PLACER EN PÉRIODE D’INFLATION
Puisque l’inflation s’est invitée dans la vie quotidienne des entreprises, bon nombre de conseils fleurissent et les dirigeants sont parfois encouragés à investir en actions ou dans l’immobilier, présentés comme étant les seules valeurs sûres. Car l’inflation érode la capacité de dépense des sociétés. Là encore, placer de la trésorerie dans ce contexte inflationniste fait oublier au dirigeant plusieurs situations : l’inflation gonfle les besoins en fonds de roulement de l’entreprise (BFR). Les BFR étant une donnée essentielle dans la valorisation des entreprises, ils réduisent les flux de trésorerie disponible qui servent de base aux évaluations. Le coût du capital, qui est le taux de rendement exigé par secteur d’activité de tout investisseur et qui inclut le coût de la dette, est lui aussi augmenté du coût de l’inflation et réduit d’autant la valeur de la société.

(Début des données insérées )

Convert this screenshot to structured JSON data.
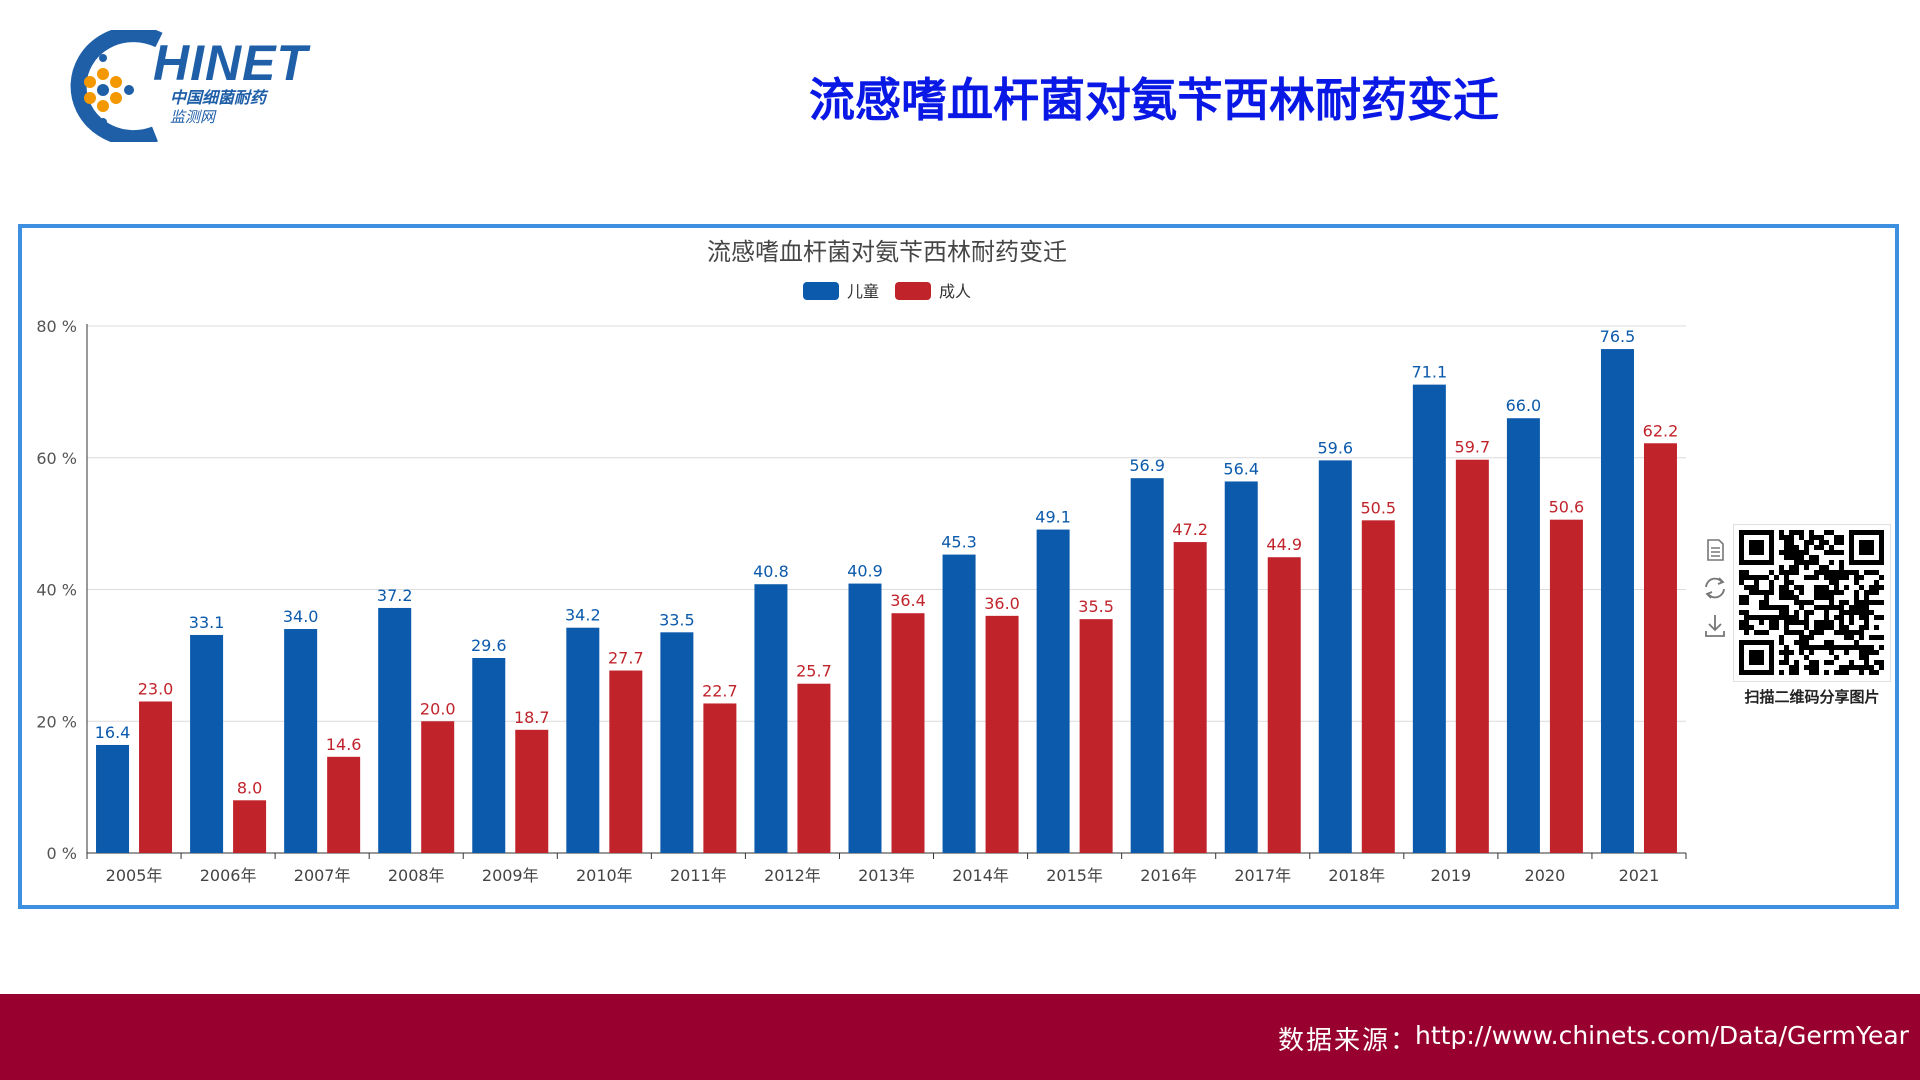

Ces deux paramètres affaissent la valeur de l’actif économique. Une fois l’endettement net déduit de cette valeur calculée, il apparaît la valeur des capitaux propres (et donc des actions). Par déduction, une valeur d’entreprise qui chute fait baisser mécaniquement la valeur des actions. Le dirigeant affuté n’aura pas manqué de noter la baisse des bourses: investir en action n’est donc pas une très bonne idée. Par ailleurs, les taux d’intérêt réels, c’est-à-dire les taux actuels de l’endettement diminués de l’inflation
sont toujours négatifs (car c’est cela le bon raisonnement, et non l’observation de la remontée des taux) mais aucun engouement ne semble aujourd’hui saisir les sociétés à emprunter massivement, d’autant que du côté bancaire, de nouvelles restrictions post- Covid ont été mises en place pour sécuriser les banques qui jouent la prudence. Du côté des chefs d’entreprise, l’avenir incertain sous fonds de guerre, d’augmentation des prix et de considérations salariales dues à la perte de pouvoir d’achat des salariés, inquiètent à l’idée d’alourdir les flux de trésorerie de la société par des remboursements supplémentaires d’emprunt. Enfin, du côté de l’investissement immobilier, l’acquisition d’un bien plutôt que la location semblerait avoir du sens: placer son cash dans une valeur sûre est réellement source de création de valeur à la condition que le bien soit acquis sous sa valeur de marché et soit susceptible d’être une réserve de valeur potentielle pour l’avenir. Mais de cette solution encore, le dirigeant d’entreprise jouerait les oracles à tenter de prévoir l’avenir.
QUE FAUT-IL FAIRE DONC ?
Un conseil avisé d’un financier est de ne pas chercher à optimiser sa trésorerie sur des placements qui relèvent plus de la spéculation que de la gestion. La trésorerie est un outil indispensable d’investissement, et la seule conduite à tenir est d’investir dans des projets qui ramènent le taux de rendement attendu des actionnaires. En l’absence de projets, il n’est que trop conseiller de mettre en œuvre des politiques d’intéressement et de participations salariales et de verser des dividendes. Et si l’entreprise dispose d’une trop grande réserve de cash supplémentaire, je préconise d’améliorer les marges de la société en contrepartie d’une forte réduction du délai de paiement aux fournisseurs. Ainsi, un escompte de 1 à 3% sur vos achats de matières contre un paiement rapide est un placement bien plus sûr et bien plus utile à toute votre chaîne de valeur qu’un compte de dépôt ou un placement en action qui ne sont pas du tout des fins en soi pour une entreprise. Pour le reste, n’oubliez jamais : en matière de finance, la rationalité est de ne pas spéculer!